Well, all except the biggest downside of all. The carbon price – or carbon tax, depending on where you sit in Parliament – was always going to be challenging to communicate and was always going to have political enemies. The Conservative Party of Canada has fought (and to date, lost) three consecutive elections making it a wedge issue, while a number of premiers continue to use it for political gain.

But much of that was before an affordability crisis reshaped Canada’s – and the world’s – political landscape. Once again, the problem is not with the policy itself. Studies show the carbon price has increased food prices by a negligible 0.3 per cent, while economists still widely consider it the most cost-effective way to reduce climate pollution.

The cost of climate change, on the other hand, will be catastrophic, as Canadians are already experiencing firsthand. Last year was the hottest ever recorded in Canada, with climate-related disasters responsible for $3.1-billion in insured losses alone.

But the carbon price sure makes for an easy scapegoat. Mr. Trudeau’s aforementioned speech was seven minutes long. He’s up against three words: Axe the tax.

Political insiders are worried. Even supporters of the carbon price are looking at recent polls with cold feet. Can this key climate policy truly survive? No one is questioning its quality, but everyone is debating its politics and durability.

And the simple fact is that communicating a carbon price is genuinely hard. It’s complex. The idea of a price signal that gradually guides people toward cleaner choices is not an intuitive concept. Introduce the rebate, and while people like the idea of getting money back, confusion rises further.

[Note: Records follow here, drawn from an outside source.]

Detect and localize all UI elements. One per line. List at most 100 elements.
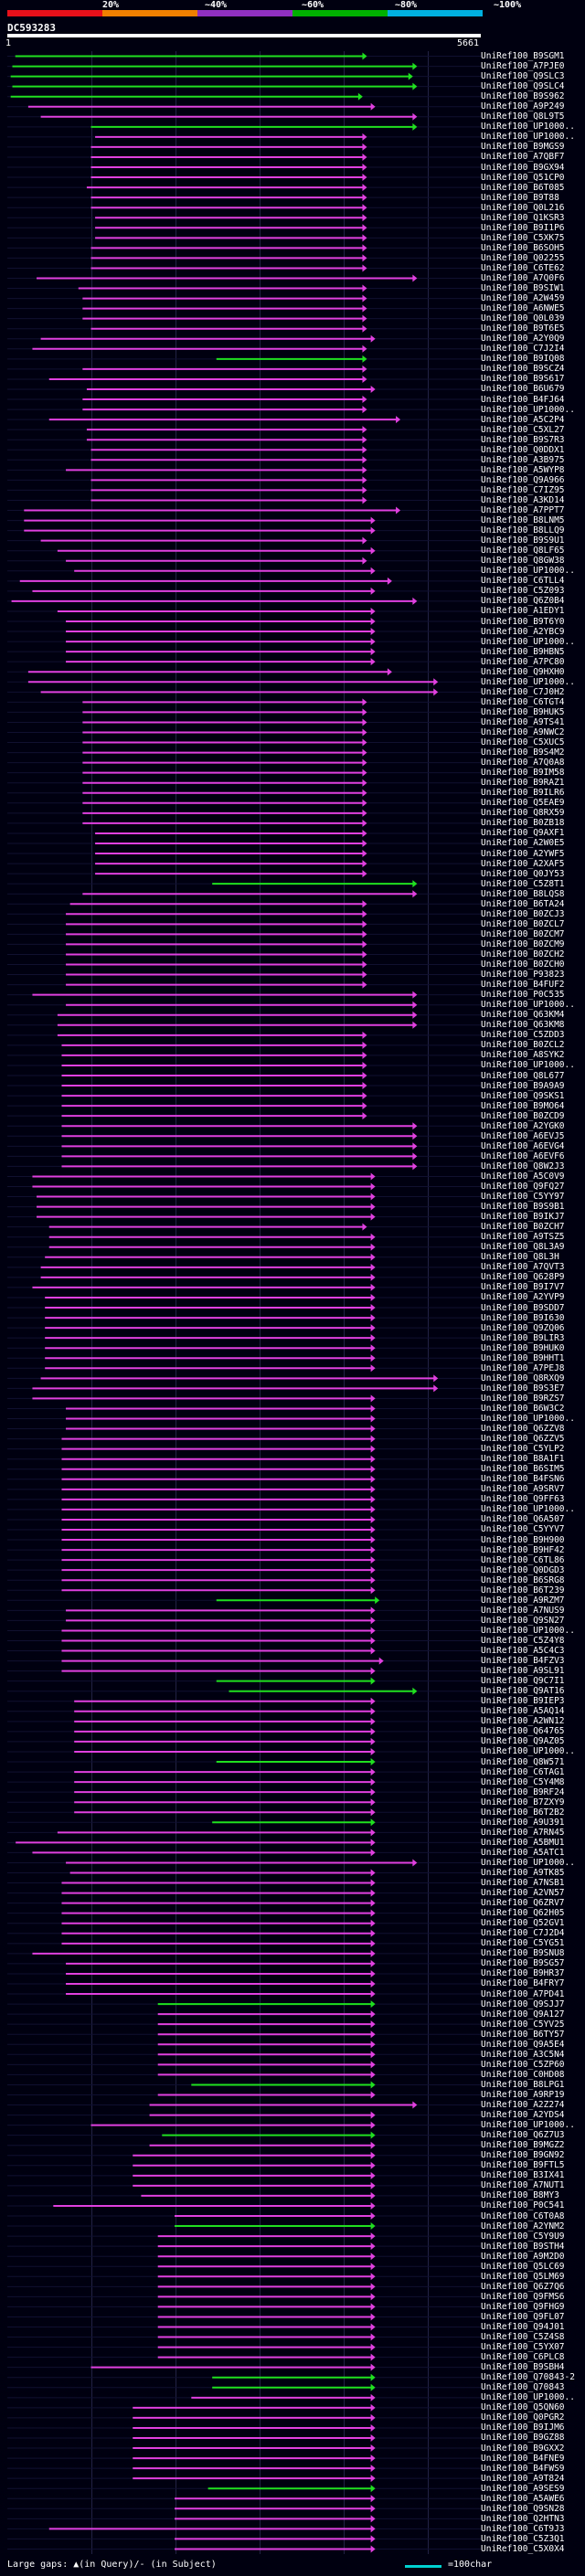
hit-row[interactable] [7,748,481,757]
hit-row[interactable] [7,2363,481,2371]
hit-row[interactable] [7,1829,481,1837]
hit-row[interactable] [7,1576,481,1585]
hit-row[interactable] [7,446,481,454]
hit-label[interactable]: UniRef100_UP1000.. [481,1625,575,1636]
hit-row[interactable] [7,1505,481,1513]
hit-row[interactable] [7,1677,481,1685]
hit-label[interactable]: UniRef100_UP1000.. [481,566,575,577]
hit-label[interactable]: UniRef100_B6SRG8 [481,1574,565,1585]
hit-label[interactable]: UniRef100_A8SYK2 [481,1050,565,1061]
hit-label[interactable]: UniRef100_B8MY3 [481,2190,559,2201]
hit-label[interactable]: UniRef100_Q6Z0B4 [481,596,565,607]
hit-row[interactable] [7,1223,481,1231]
hit-label[interactable]: UniRef100_P0C541 [481,2200,565,2211]
hit-row[interactable] [7,214,481,222]
hit-row[interactable] [7,1193,481,1201]
hit-label[interactable]: UniRef100_A6EVJ5 [481,1130,565,1141]
hit-label[interactable]: UniRef100_C5YG51 [481,1938,565,1949]
hit-row[interactable] [7,1798,481,1807]
hit-label[interactable]: UniRef100_B4FRY7 [481,1978,565,1989]
hit-row[interactable] [7,2101,481,2109]
hit-label[interactable]: UniRef100_A1EDY1 [481,606,565,617]
hit-row[interactable] [7,264,481,272]
hit-label[interactable]: UniRef100_C5YY97 [481,1192,565,1203]
hit-row[interactable] [7,2191,481,2200]
hit-label[interactable]: UniRef100_Q8W571 [481,1756,565,1767]
hit-row[interactable] [7,1082,481,1090]
hit-row[interactable] [7,2000,481,2009]
hit-label[interactable]: UniRef100_B6T239 [481,1585,565,1595]
hit-label[interactable]: UniRef100_A9M2D0 [481,2251,565,2262]
hit-label[interactable]: UniRef100_B9RZS7 [481,1393,565,1404]
hit-row[interactable] [7,1415,481,1423]
hit-label[interactable]: UniRef100_Q02255 [481,252,565,263]
hit-label[interactable]: UniRef100_UP1000.. [481,404,575,415]
hit-label[interactable]: UniRef100_Q8RXQ9 [481,1373,565,1383]
hit-label[interactable]: UniRef100_B9S9U1 [481,535,565,546]
hit-row[interactable] [7,133,481,141]
hit-label[interactable]: UniRef100_A3B975 [481,454,565,465]
hit-row[interactable] [7,1727,481,1735]
hit-row[interactable] [7,1525,481,1533]
hit-label[interactable]: UniRef100_Q9C7I1 [481,1676,565,1687]
hit-row[interactable] [7,486,481,494]
hit-row[interactable] [7,1546,481,1554]
hit-label[interactable]: UniRef100_C5ZP60 [481,2059,565,2070]
hit-label[interactable]: UniRef100_A5C0V9 [481,1171,565,1182]
hit-label[interactable]: UniRef100_A5BMU1 [481,1837,565,1848]
hit-label[interactable]: UniRef100_A2Y0Q9 [481,334,565,345]
hit-label[interactable]: UniRef100_B9I630 [481,1312,565,1323]
hit-label[interactable]: UniRef100_B9RAZ1 [481,778,565,789]
hit-row[interactable] [7,52,481,60]
hit-row[interactable] [7,1455,481,1463]
hit-row[interactable] [7,506,481,514]
hit-label[interactable]: UniRef100_A5AWE6 [481,2493,565,2504]
hit-label[interactable]: UniRef100_C6TE62 [481,262,565,273]
hit-label[interactable]: UniRef100_B9IEP3 [481,1696,565,1707]
hit-label[interactable]: UniRef100_Q6A507 [481,1514,565,1525]
hit-label[interactable]: UniRef100_C7J2I4 [481,344,565,355]
hit-label[interactable]: UniRef100_B0ZCH0 [481,959,565,970]
hit-row[interactable] [7,839,481,847]
hit-label[interactable]: UniRef100_P93823 [481,970,565,981]
hit-label[interactable]: UniRef100_A7NUS9 [481,1605,565,1616]
hit-label[interactable]: UniRef100_A7RN45 [481,1827,565,1838]
hit-row[interactable] [7,122,481,131]
hit-label[interactable]: UniRef100_A5C2P4 [481,414,565,425]
hit-label[interactable]: UniRef100_A9TSZ5 [481,1232,565,1243]
hit-label[interactable]: UniRef100_Q8GW38 [481,556,565,567]
hit-row[interactable] [7,1707,481,1715]
hit-label[interactable]: UniRef100_Q9FMS6 [481,2291,565,2302]
hit-label[interactable]: UniRef100_C5XL27 [481,424,565,435]
hit-row[interactable] [7,546,481,555]
hit-label[interactable]: UniRef100_B0ZCM9 [481,938,565,949]
hit-label[interactable]: UniRef100_Q0L039 [481,313,565,324]
hit-row[interactable] [7,2061,481,2069]
hit-label[interactable]: UniRef100_C6T0A8 [481,2210,565,2221]
hit-label[interactable]: UniRef100_A9T824 [481,2473,565,2484]
hit-row[interactable] [7,1485,481,1493]
hit-label[interactable]: UniRef100_Q9ZQ06 [481,1322,565,1333]
hit-label[interactable]: UniRef100_B6TY57 [481,2029,565,2040]
hit-label[interactable]: UniRef100_Q9SKS1 [481,1090,565,1101]
hit-row[interactable] [7,1919,481,1927]
hit-label[interactable]: UniRef100_Q8L3A9 [481,1242,565,1253]
hit-row[interactable] [7,436,481,444]
hit-row[interactable] [7,628,481,636]
hit-label[interactable]: UniRef100_B9SBH4 [481,2362,565,2373]
hit-row[interactable] [7,2465,481,2473]
hit-label[interactable]: UniRef100_B9GX94 [481,162,565,173]
hit-row[interactable] [7,597,481,605]
hit-label[interactable]: UniRef100_Q9SJJ7 [481,1998,565,2009]
hit-row[interactable] [7,174,481,182]
hit-label[interactable]: UniRef100_C6TGT4 [481,696,565,707]
hit-row[interactable] [7,1243,481,1251]
hit-row[interactable] [7,1969,481,1977]
hit-row[interactable] [7,1253,481,1261]
hit-row[interactable] [7,2475,481,2483]
hit-label[interactable]: UniRef100_C6TL86 [481,1554,565,1565]
hit-label[interactable]: UniRef100_B8A1F1 [481,1454,565,1465]
hit-label[interactable]: UniRef100_A7Q0A8 [481,758,565,769]
hit-row[interactable] [7,2131,481,2139]
hit-label[interactable]: UniRef100_Q8L3H [481,1252,559,1263]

To its credit, the government finally renamed the “climate action incentive payment,” which is now the “Canada carbon rebate.” (“Carbon price rebate” probably would have been even better.) But this doesn’t solve carbon pricing’s deeper confusion problem.

In February, Clean Energy Canada and research firm Stratcom asked British Columbians whether they agreed with the statement, “Given that we pay carbon tax, then get the tax rebate, I don’t understand why we even have it.” More than half (54 per cent) agreed it was confusing to them, while just 15 per cent felt it made sense.

But this isn’t new intel. We’ve known for years that the policy has a communications weak spot, and this is where the Liberals truly failed to act.

“My job is not to be popular,” the Prime Minister said this week, but of course it is. This federal government has developed some of the most thoughtful climate measures in the world, but many of them may be history before they’re finally given their due credit.

The fact is, the Liberals had most of their time in office to undertake a public education campaign around carbon pricing. Instead, the opposition did it for them.

In Mr. Trudeau’s seven-minute speech, a common theme emerged: This is the right thing to do. There is research to back this simple appeal to values. It’s the reason most people give for supporting climate action, after all.

And yet, now more than ever, Canadians must also hear that climate action cuts energy bills and creates jobs (which it does do), not because they will say that’s why they support climate action in a poll, but because those issues need to be addressed for them first and foremost. Especially affordability.

Carbon pricing is right not just because it’s the moral thing, but because it’s the smart, serious thing. That needs to be the message, and it needs to tie into a bigger vision for the Liberals heading into 2025.

In other words, they need to go deeper, driving greater public understanding, and they need to go wider, creating a coherent vision that bridges climate action, affordability and the economy.

Put another way, they need to make it their job to be popular.